OZ OS

Event driven. Pressing a key generates an event. Event queues store data to be consumed. There are no executables. Units of logic are functions. Functions can be written to respond to events. All functions live in memory and the whole image can be persisted to storage. Functions can also produce events.

The job of the kernel is to coordinate event producers and make sure that producers are given time to produce events for their consumers. Consumers are always run to their end and there are never event loops inside applications. The only event loop is the kernel, dispatching events to functions.

The only interrupt source is the keyboard (serial device) which dispatches key events to a queue and returns to the main kernel loop. Each queue has a producer and consumer attached.

Reading files

A function can produce an event to request a data stream to be setup from a file. The filesystem code responds to that event and creates a new data stream. An application function (somehow) is attached to that event stream.

The kernel event loop inspects all event queues. It knows that there is a producer attached to this file event queue and it calls the producer function. This function reads some bytes from the file and puts them on the queue, returning to the kernel. The kernel then calls the consumer function to pull bytes from the queue.

When the file has been completely read the producer detaches from the queue. The kernel knows that it need not call the producer function any more and calls the consumer function until the queue is empty.
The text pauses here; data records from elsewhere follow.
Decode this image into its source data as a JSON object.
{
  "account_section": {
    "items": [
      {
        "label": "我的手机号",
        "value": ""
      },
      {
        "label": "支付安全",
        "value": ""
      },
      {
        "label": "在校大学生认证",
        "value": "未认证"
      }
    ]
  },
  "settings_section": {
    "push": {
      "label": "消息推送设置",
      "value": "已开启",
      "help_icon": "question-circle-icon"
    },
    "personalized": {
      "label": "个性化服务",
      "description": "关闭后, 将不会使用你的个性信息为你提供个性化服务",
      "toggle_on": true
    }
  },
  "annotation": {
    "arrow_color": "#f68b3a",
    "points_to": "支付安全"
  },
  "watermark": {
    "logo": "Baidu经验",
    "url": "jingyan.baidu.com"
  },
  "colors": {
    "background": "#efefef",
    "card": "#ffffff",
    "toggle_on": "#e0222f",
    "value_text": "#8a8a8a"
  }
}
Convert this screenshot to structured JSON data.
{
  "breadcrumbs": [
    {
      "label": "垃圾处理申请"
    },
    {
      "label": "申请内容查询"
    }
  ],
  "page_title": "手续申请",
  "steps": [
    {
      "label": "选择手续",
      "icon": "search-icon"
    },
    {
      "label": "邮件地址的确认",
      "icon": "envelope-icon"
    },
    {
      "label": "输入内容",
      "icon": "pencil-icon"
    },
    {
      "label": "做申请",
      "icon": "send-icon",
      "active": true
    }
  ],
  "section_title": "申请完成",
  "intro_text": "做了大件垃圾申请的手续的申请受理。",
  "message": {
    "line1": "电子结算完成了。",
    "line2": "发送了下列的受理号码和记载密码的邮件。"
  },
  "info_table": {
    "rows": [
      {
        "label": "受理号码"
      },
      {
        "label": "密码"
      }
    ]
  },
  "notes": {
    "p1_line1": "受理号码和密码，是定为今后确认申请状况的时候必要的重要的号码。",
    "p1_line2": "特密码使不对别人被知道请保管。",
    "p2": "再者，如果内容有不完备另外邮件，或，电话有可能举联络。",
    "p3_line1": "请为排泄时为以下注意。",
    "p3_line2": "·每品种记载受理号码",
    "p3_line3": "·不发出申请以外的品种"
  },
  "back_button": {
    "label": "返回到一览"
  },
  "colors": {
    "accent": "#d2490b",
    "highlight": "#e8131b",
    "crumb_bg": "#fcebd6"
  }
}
When the queue is empty it tears down the queue and calls a consumer teardown function to let it know that the file has ended.

  • Cycle through queue status table
  • Call producer function
  • Check queue empty
  • Call consumer function

All hardware interrupts use shadow register exchange for speed, and quickly write to a given queue while interupts are disabled. The kernel loop, producer and consumer functions can be interrupted most of the time. Interupts are disabled only when writing to or reading from a system queue that can be written by an interrupt (serial device). Perhaps easier to just always do it.

The kernel context is used for cycling through queues to find the next action required. There is a context switch right before a producer call, and a context switch right before a consumer call. Before entering a callback, all registers for the environment are restored. Why restore registers if we know a function is not interrupted to switch to a new function? Perhaps a context switch is simply restoring a stack pointer, and possibly one day doing a memory page swap.

When a callback needs to read or write to a queue it will call a kernel routine. This will disable interrupts and do a shadow register swap, using the shadow registers for queue manipulation. Then registers are swapped back, interrupts re-enabled and control returns to the callback function.

What happens when there is a write to a queue from a producer that is larger than the free space left in the queue? Ideally the callback should be paused and the kernel main loop allowed to proceed until a consumer can pull data from the queue and make space. In this case the register environment of the producer needs to be saved - probably on the callback environment stack.

Sets and chunks

Managing memory, in particular managing several variable length queues that can be added and removed dynamically. There are sets and chunks. Sets are lists of chunks or more sets. Sets and chunks can be up to 32k in size but the outer most set can not contain more than 32k of total size of the contents. There is a two byte header that stores 1 bit for the type, and 15 bits of size.

Appending to a set

The end of the set is its location plus its size. The data is written to the end of the set and the size is increased by the chunk or set being appended and. What about nested chunks? We must shift all data from the write point of the inner set to the end of the outermost set, along by the size of the thing being appended to the innermost set. There must always be an outermost set and its address must be passed to append() along with the inner set being appended.

coroutines

These are implemented as "ret" with the previous "yield" label on the stack. When a yield is encountered the next label is pushed on the coroutine stack. Then the stack of the yield-to destination is restored and a "ret" is done to pop the location off the destination stack. Prior to a yield the local state is stored on the coroutine stack. Coroutines are set up with the entry label pushed on the stack (after args are pushed).

A yield does:

  • Push local variables onto the stack of the yielding routine
  • Set the yield value in hl if applicable
  • Push the next instruction after the ret onto the stack of the yielding routine (probably a label)
  • Switch the stack pointer over to the destination routine
  • Do a "ret" over to the destination routine
  • The ret will pop the destination routine address from its stack

Yielding routines are called a bit differently. First the calling routine saves local variables on its own stack. Then it pushes the local return label onto its own stack. It then switches the stack pointer over to the callee routine. It pushes any routine arguments onto the callee routine stack and then pushes the routine entry label and does a "ret".

In the case of oz, the routine calling the yielding routine is always the kernel. This means the stack switching can be done by a kernel routine/syscall. The yielding routine is always a queue producer.

How could coroutines work in a more general sense? Something has to be aware of the location of routine stacks.